For example, this op-ed in High Country News by Auden Schendler and Mark Trexler merely says "It's time to take radical action on climate change."

Sure.

Their article is just a bunch of the usual platitudes, unhelpful and completely ineffectual. Not a single person on the planet is going to do anything differently in response to their tepid complaints.

Go ahead -- change your light-bulb from incandescent to CFL -- big deal.

Schendler and Trexler don't take a single microsecond to discuss how to take a "radical step" or how much that will cost, and where that money is supposed to come from.

They're talking about "radical steps" -- by which I suspect they mean building a civilization with on carbon emissions.
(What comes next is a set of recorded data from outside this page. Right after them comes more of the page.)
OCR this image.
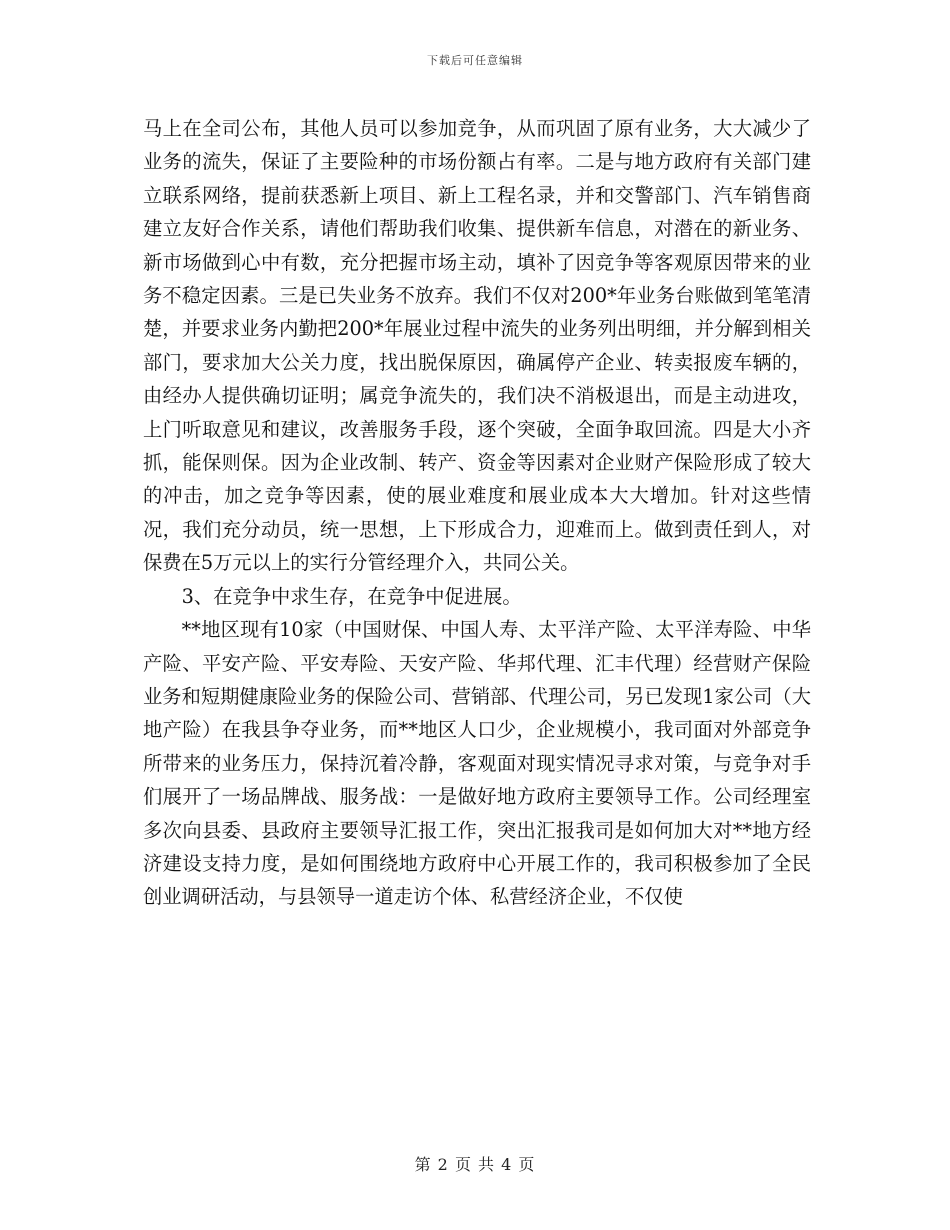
下载后可任意编辑

马上在全司公布，其他人员可以参加竞争，从而巩固了原有业务，大大减少了业务的流失，保证了主要险种的市场份额占有率。二是与地方政府有关部门建立联系网络，提前获悉新上项目、新上工程名录，并和交警部门、汽车销售商建立友好合作关系，请他们帮助我们收集、提供新车信息，对潜在的新业务、新市场做到心中有数，充分把握市场主动，填补了因竞争等客观原因带来的业务不稳定因素。三是已失业务不放弃。我们不仅对200*年业务台账做到笔笔清楚，并要求业务内勤把200*年展业过程中流失的业务列出明细，并分解到相关部门，要求加大公关力度，找出脱保原因，确属停产企业、转卖报废车辆的，由经办人提供确切证明；属竞争流失的，我们决不消极退出，而是主动进攻，上门听取意见和建议，改善服务手段，逐个突破，全面争取回流。四是大小齐抓，能保则保。因为企业改制、转产、资金等因素对企业财产保险形成了较大的冲击，加之竞争等因素，使的展业难度和展业成本大大增加。针对这些情况，我们充分动员，统一思想，上下形成合力，迎难而上。做到责任到人，对保费在5万元以上的实行分管经理介入，共同公关。

3、在竞争中求生存，在竞争中促进展。

**地区现有10家（中国财保、中国人寿、太平洋产险、太平洋寿险、中华产险、平安产险、平安寿险、天安产险、华邦代理、汇丰代理）经营财产保险业务和短期健康险业务的保险公司、营销部、代理公司，另已发现1家公司（大地产险）在我县争夺业务，而**地区人口少，企业规模小，我司面对外部竞争所带来的业务压力，保持沉着冷静，客观面对现实情况寻求对策，与竞争对手们展开了一场品牌战、服务战：一是做好地方政府主要领导工作。公司经理室多次向县委、县政府主要领导汇报工作，突出汇报我司是如何加大对**地方经济建设支持力度，是如何围绕地方政府中心开展工作的，我司积极参加了全民创业调研活动，与县领导一道走访个体、私营经济企业，不仅使

第 2 页 共 4 页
Do they have any conception at all of how much that would cost or how long it will take?

Just as an order of magnitude calculation you'd have to guess about $100T, and at least 40-60 yrs -- if we started tomorrow, which we won't. And they don't present any reason why we should start tomorrow. With children starving in this country and especially abroad....

Look, no one is more convinced than me that in the long run (60 yrs? 100 yrs? 150 yrs?) our societies will be suffering from global warming and climate change, and perhaps very seriously. But, even though I understand the science, I have no idea how to convince anyone of that -- not this society, not with this educational base. People, frankly, do not have the education to understand it, and lack any moral basis of concern for future generations. We are rampant with greed and selfishness. And no one is going to pay ~$10^3/yr to solve the problem. Period.

Period.

So what are we supposed to do?

6 comments:

Anonymous said...

The way to do it is to bring LFTR technology of the shelf. LFTR is the "green" nuclear technology already developed in the 60s.

LFTR has no co2 for those concerned about co2 while at the same time is a serious low cost (1/2 of current nuclear) energy source that can serve as the foundation for a competitive economy.

$10B over ten years to build a demo plant and begin deployment. Cheap!

charlesH

http://www.energyfromthorium.com/

Anonymous said...

David,

I invite you to check out LFTR at

http://www.energyfromthorium.com/

You have a physics degree. You can understand the info on the site. Join the forum. Ask any questions you like. There are a lot of very capable engineers/scientist on the site. The technology attracts both warmers and skeptics.

charlesH

Dano said...

I see very few non-Repub think-tank analyses that show $1k/yr costs. Oh, there will be costs, as we will need to pay the piper for our waste. But I don't see $1k/yr.

But we will change our behavior in response to price shifts, absent education and rational decision-making. And the vested interests know this, hence all the misinformation for the past 25 years.

Best,

D

bob said...

Emit vast quantities of sulphur hexafluoride into the atmosphere to make a point

Auden Schendler said...

The point of our essay wasn't to lay out solutions, it was to point out that inaction itself might produce a solution. Doing nothing could well lead to a panic that creates the political conditions for radical change, in the form of new and effective goverment and corporate policy. And that change could occur very rapidly. In the absense of such a panic, or some similar shift in public values or understanding, it's probably true that we don't solve this problem.

journo said...

I think a lot of our problems lie in the U.S.'s, on average, poor education system. At least regarding science education. But also on education in general. (I'm a sucker for good humanities-based thinking, which gets at the questions of how to live a good life - you know, which I think matters on these types of issues.)

From what I hear, people in China, where they "worship scientists" (in the words of a former colleague who will remain unnamed), don't question that climate change is real.

Unfortunately fixing our education system is going to be just as hard, if not much harder, to do than passing a climate bill. So, so much for a solution that has immediate impacts. But I think it's crucial to get it right in the long run.

I also think it's a major problem that Congress/America is becoming much more partisan. NPR had a short piece on this, with some analysis on the causes, recently.

Basically, it means that even more than before, politics comes down to a "fight," with whichever side that has more people supporting it at any given point in time, winning. It doesn't lead to constructive dialogue, where a solution that is (in theory) "best," or which at least takes different people's real (as opposed to politically-motivated) interests into account, is eventually created.